市郡区の行政高度化:情報を他部署と共有することで実現

 2004年に、市郡区行政情報の高度化事業におけるBPR(Business Process Reengineering)とISP(Information Strategy Planning:情報戦略策定)が開始され、3段階にわたって推進された。

 2005年9月~2006年12月の間に、市郡区情報化のインフラに対する共通仕様が定められた。2005年12月~2006年8月に高度化1次構築事業、2006年6月~同年12月に同2次構築事業が進められた。2007年1月には、「市郡区行政高度化カンファレンス(conference)2007」と題したイベントが開催された。このイベントの場で、電子政府化を推進する行政自治部(2008年から行政安全部)の次官が、市郡区行政情報システムのブランド名を「セオル行政システム」(「セ」は新しい、「オル」は正しい、という意味)にすると発表した。

 そして2007年2月、それまでの高度化1次・2次構築事業と、共通基盤システム構築事業を総括し、情報化のための標準体系を取りまとめられた。それが、市郡区情報化標準1.0(案)であり、これをベースに、2007年5月から2008年3月までに、市郡区の行政情報高度化(第3次構築事業)と市郡区への導入が行われた。

 3次にわたる高度化事業によって、市郡区では、衛生、女性支援、福祉、環境、民防衛(兵役を終えた民間人が主体になって行う防衛)、地域産業、内部行政(市郡区役所内部における人事、総務、会計などの行政支援業務)、監査、法制、議会、保健、農村、水産、道路交通、文化体育、役所内の企画業務、広報など、17に上る行政業務が、横断的に処理されるようになった。

 さらに、生産行政管理(行政基幹業務システムと連携させる形で、プロセス管理、進行管理、履歴管理、統計管理などを行う業務)、情報連携支援、現場行政支援、報告統計支援、共通コンポーネント支援、協業窓口、電子民願窓口、行政業務統合窓口という、分野をまたがる統合処理を支援する8つのシステムも構築された。

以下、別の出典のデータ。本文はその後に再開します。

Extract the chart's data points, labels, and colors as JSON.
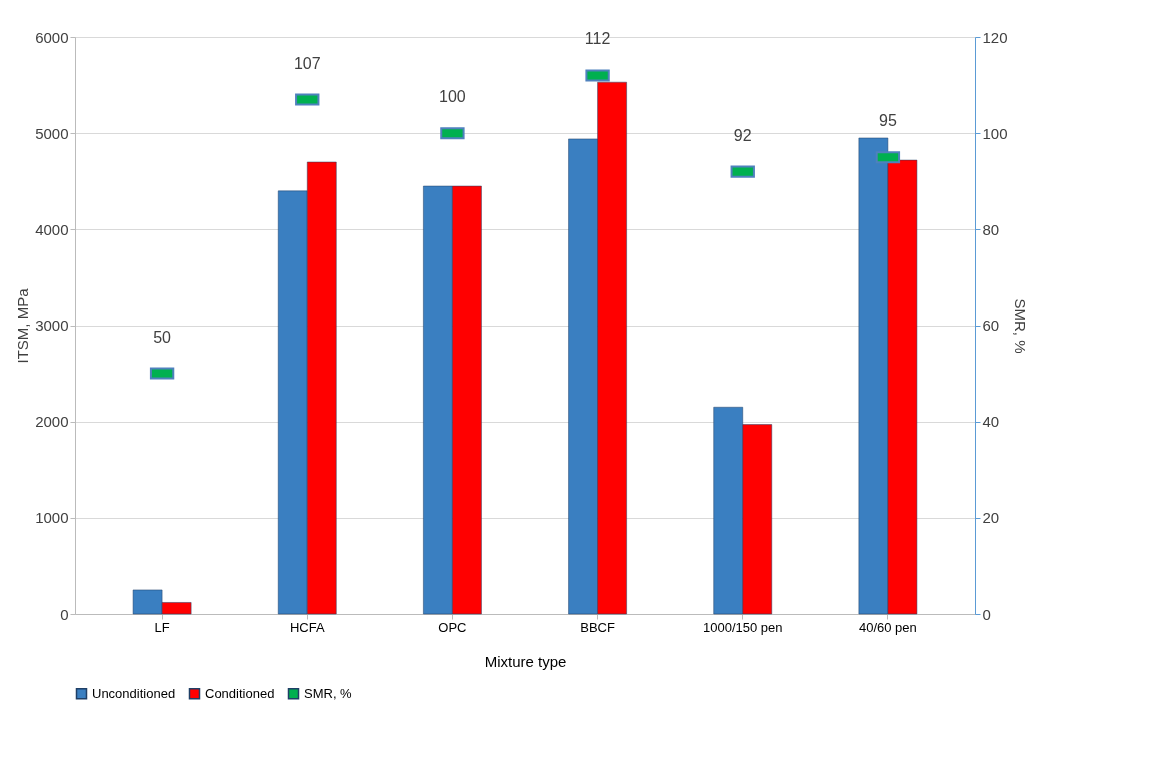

 こうした一連の取り組みを通じて、行政の効率化は大きく進んだ。2003年と2007年の実績を比較してみよう。市郡区行政業務プロセスの電子化率は、53%から75%に改善した。情報連携の継続的な拡大によって、業務間に継ぎ目のない円滑な行政を実現、共同で活用される情報は、184種から550種に大幅に拡大された。 

 その結果、民願処理1件当たりにつき、平均5件にのぼる他部署の情報が共有・活用されるようになった。つまり裏返すと、過去には、国民が1件の手続きのたびに、5カ所も部署を回わって書類を集める必要があったわけである。

 また、現場行政業務における電子化の比率を見ると、115の現場業務機能(市郡区の窓口で直接国民に行う業務)のうちの81(約70%)まで電子化済みである。